In recent years, these problems have resulted in detection using melting curve analysis (Tm analysis) as a method of detection of gene polymorphism. In this method, a hybrid (double-stranded DNA) is formed from target single-stranded DNA from a detection sample and a probe that is complementary to the sequence of interest including the gene polymorphism that is the target of detection. Then a heating process is executed in relation to the hybridization product. The dissociation (melting) of the hybrid resulting from the temperature increase is detected by signal measurement using absorbance or the like to thereby determine the presence or absence of a target polymorphism by determining a Tm value based on the detection result. A Tm value increases corresponding to high sequence identity in the hybridization product, and decreases corresponding to low sequence identity. Consequently, a Tm value (evaluation reference value) can be obtained in advance in relation to the hybridization product of the sequence of interest including the gene polymorphism that is the target of detection and the complementary probe, and the Tm value (measurement value) of the target single-stranded DNA from a detection sample and the probe is measured.
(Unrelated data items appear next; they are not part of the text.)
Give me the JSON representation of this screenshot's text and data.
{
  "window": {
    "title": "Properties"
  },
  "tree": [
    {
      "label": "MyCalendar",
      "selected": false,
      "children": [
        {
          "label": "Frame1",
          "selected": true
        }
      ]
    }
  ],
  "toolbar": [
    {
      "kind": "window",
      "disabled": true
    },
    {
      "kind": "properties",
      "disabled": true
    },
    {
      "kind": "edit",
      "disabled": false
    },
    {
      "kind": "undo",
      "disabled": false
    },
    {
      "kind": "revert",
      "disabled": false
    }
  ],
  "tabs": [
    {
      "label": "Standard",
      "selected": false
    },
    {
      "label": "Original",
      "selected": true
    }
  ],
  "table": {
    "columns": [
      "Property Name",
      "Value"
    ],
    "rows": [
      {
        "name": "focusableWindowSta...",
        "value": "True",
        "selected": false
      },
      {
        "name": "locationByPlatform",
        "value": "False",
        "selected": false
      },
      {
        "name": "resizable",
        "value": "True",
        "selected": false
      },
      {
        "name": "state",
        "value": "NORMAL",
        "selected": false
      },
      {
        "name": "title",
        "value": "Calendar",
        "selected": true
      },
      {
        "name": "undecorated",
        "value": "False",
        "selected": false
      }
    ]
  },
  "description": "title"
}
When the measurement value is the same as the evaluation reference value, it is determined that the target polymorphism is present in the target DNA. When the measurement value is lower than the evaluation reference value, it is determined that the target polymorphism is not present in the target DNA.
A melting curve may be obtained by performing the Tm analysis described herein. The melting curve may have a horizontal axis showing the temperature (° C.) during measurement, and a vertical axis showing the change in the fluorescent intensity.
“Tm value” is the temperature (dissociation temperature: Tm) at which double-stranded nucleic acid dissociates, and generally is defined as the temperature at which the absorbance at 260 nm reaches 50% of the total increase in absorbance. That is to say, when a solution containing double-stranded nucleic acid, for example double-stranded DNA, is heated, the absorbance at 260 nm increases. The increase results from the breakage of hydrogen bonds between the strands in the double-stranded DNA resulting from the heating and the dissociation into single-stranded DNA (DNA melting). When all double-stranded DNA dissociates to form single-stranded DNA, the absorbance exhibits approximately a 1.5 increase of the absorbance when commencing heating (absorbance when only double-stranded DNA is present). In this manner, completion of melting can be determined. The Tm value is set based on this phenomenon.
However, a detection method using this type of Tm analysis determines at least a one-nucleotide difference on the basis of the Tm value, and therefore when there is a plurality of genetic polymorphisms, the analysis of a single sample is extremely labor-intensive.